La viabilité hivernale – vue d’ensemble
De nombreux facteurs ont une influence sur l’état des routes. En effet, les interventions des services d’exploitation, c’est à dire les déneigements ou l’épandage de fondants routiers, ou encore le trafic ont une influence plus ou moins importante sur l’état de surface des routes (quantité d’eau liquide, de verglas ou de neige en surface, température de surface). L’impact peut être sensible sous plusieurs formes : mécanique, thermique ou hydrique. Ainsi, les différents effets sont présentés dans ce paragraphe. Afin de prévoir l’état de surface des routes, les pays soumis à la viabilité hivernale disposent d’outils basés sur des modèles numériques de prévision de la température de surface. Les principaux outils de prévision de l’état des routes sont présentés. La connaissance des transferts thermiques et hydriques mis en jeu à l’interface entre la chaussée et la neige reste relativement méconnue. Afin de pallier ce manque de connaissance, un projet nommé Gelcro est mené en France depuis 1995, associant les compétences respectives du Centre d’Etudes de la Neige de Météo-France, du Laboratoire Central des Ponts et Chaussées, des Centres d’Etude Technique de l’Equipement de l’Est et de Lyon, de la Direction Départementale de l’Equipement de l’Isère et du Service d’Etude Technique des Routes et Autoroutes. Les résultats expérimentaux de ce projet ont permis d’accroître considérablement les connaissances sur l’interface, et ils ont été largement utilisés dans ce travail.
La viabilité hivernale
Quelques définitions
Afin de faciliter la compréhension des travaux de ce manuscrit, une définition des expressions utilisées fréquemment est donnée dans ce paragraphe.
Viabilité hivernale
La viabilité hivernale est l’état des conditions de circulation en situations hivernales résultant des diverses actions et dispositions prises par tous les acteurs, pour s’adapter ou combattre les conséquences directes ou indirectes des phénomènes hivernaux sur le réseau routier.
Chaussée
On désigne par l’expression « chaussée » l’intégralité de la structure verticale multicouche de la chaussée routière.
Etat de la route
On s’intéresse dans ce travail à la prévision de l’état des routes. On désigne par cette expression les conditions thermiques et hydriques en surface du revêtement de la chaussée. Plus particulièrement, on s’intéresse ici à la présence de neige en surface de la chaussée, ainsi qu’à la température de surface du revêtement (utilisée pour la prévision d’un éventuel risque de gel). Concernant la présence de neige en surface, on emploiera fréquemment l’expression « occurrence de neige au sol », expression signifiant une présence de neige en surface de la chaussée.
Forçage
Les conditions de surface d’une chaussée résultent de plusieurs facteurs, dont les conditions météorologiques. D’un point de vue de la modélisation, les données météorologiques d’entrée d’un modèle de simulation du comportement d’une route sont désignées par le terme « forçage ». Cette expression sous-entend que la chaussée ne rétro-agit pas sur l’atmosphère.
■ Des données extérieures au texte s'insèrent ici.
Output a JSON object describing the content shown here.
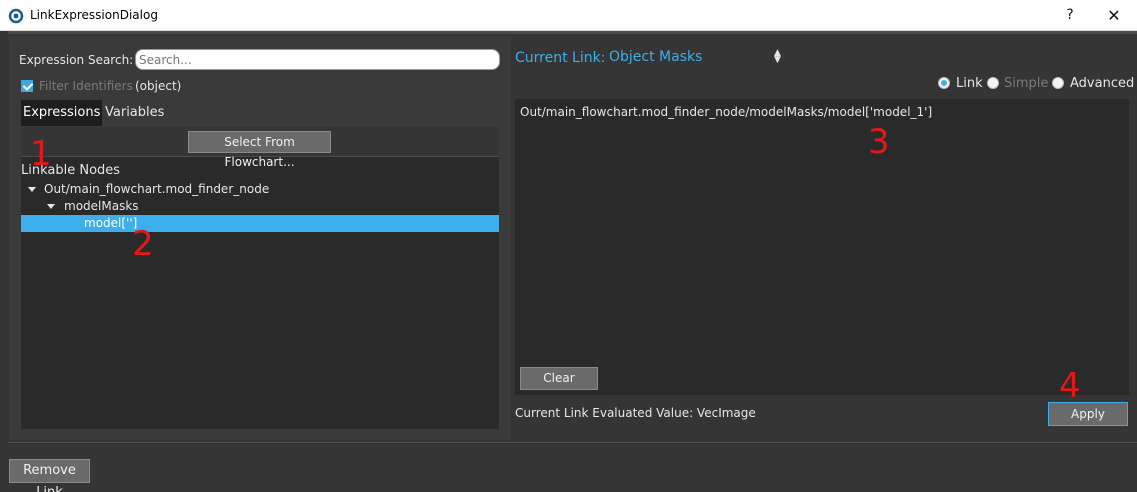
{
  "window": {
    "title": "LinkExpressionDialog",
    "help_label": "?",
    "close_label": "✕"
  },
  "search": {
    "label": "Expression Search:",
    "placeholder": "Search...",
    "filter_label": "Filter Identifiers",
    "filter_checked": true,
    "object_label": "(object)"
  },
  "tabs": [
    {
      "label": "Expressions",
      "active": true
    },
    {
      "label": "Variables In",
      "active": false
    }
  ],
  "flowchart_button": "Select From Flowchart...",
  "tree": {
    "header": "Linkable Nodes",
    "rows": [
      {
        "label": "Out/main_flowchart.mod_finder_node",
        "expanded": true,
        "selected": false
      },
      {
        "label": "modelMasks",
        "expanded": true,
        "selected": false
      },
      {
        "label": "model['']",
        "expanded": false,
        "selected": true
      }
    ]
  },
  "current_link": {
    "label": "Current Link:",
    "value": "Object Masks"
  },
  "modes": [
    {
      "label": "Link",
      "checked": true,
      "enabled": true
    },
    {
      "label": "Simple",
      "checked": false,
      "enabled": false
    },
    {
      "label": "Advanced",
      "checked": false,
      "enabled": true
    }
  ],
  "expression": "Out/main_flowchart.mod_finder_node/modelMasks/model['model_1']",
  "clear_button": "Clear",
  "evaluated": "Current Link Evaluated Value: VecImage",
  "apply_button": "Apply",
  "remove_button": "Remove Link",
  "annotations": [
    "1",
    "2",
    "3",
    "4"
  ],
  "colors": {
    "accent": "#3daee9",
    "marker": "#e01a1a",
    "background": "#353535"
  }
}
La viabilité hivernale dans le monde
La neige et le verglas sur les routes causent des problèmes aux usagers pendant les saisons froides, nécessitant des interventions curatives. Ainsi, l’état des routes dépend de plusieurs acteurs : les usagers et le personnel d’entretien des routes (pouvoirs publics ou exploitants autoroutiers). Un très grand nombre de pays situés en Europe, en Amérique du Nord, en Asie ou en Océanie sont soumis à des problèmes de viabilité hivernale. Ainsi, de nombreux types de climats (figure 2.1) sont responsables de dégradations des conditions de circulation en périodes froides.
De plus, chaque pays possède sa propre démographie, son organisation politique, son propre réseau routier et sa propre intensité de trafic .
C’est pourquoi les stratégies de gestion opérationnelle des réseaux routiers sont propres à chaque pays, voire à chaque région pour les pays vastes soumis à des conditions climatiques très différentes. De même, l’usager a un rôle important dans la stratégie de gestion hivernale du réseau routier. Par exemple, les régions soumises à des conditions climatiques plus clémentes ont besoin d’un entretien hivernal très important, en raison d’une plus grande demande de la part des citoyens car les personnes vivant dans des régions au climat plus rude sont plus habituées à des conditions de circulation difficiles (Snow & Ice Databook 2006). Cette classification a été établie en fonction des conditions climatiques, de l’utilisation de la route (intensité du trafic, modes de transport,…) ainsi qu’à divers paramètres relatifs au conducteur (comportement et aptitude, équipement des véhicules,…).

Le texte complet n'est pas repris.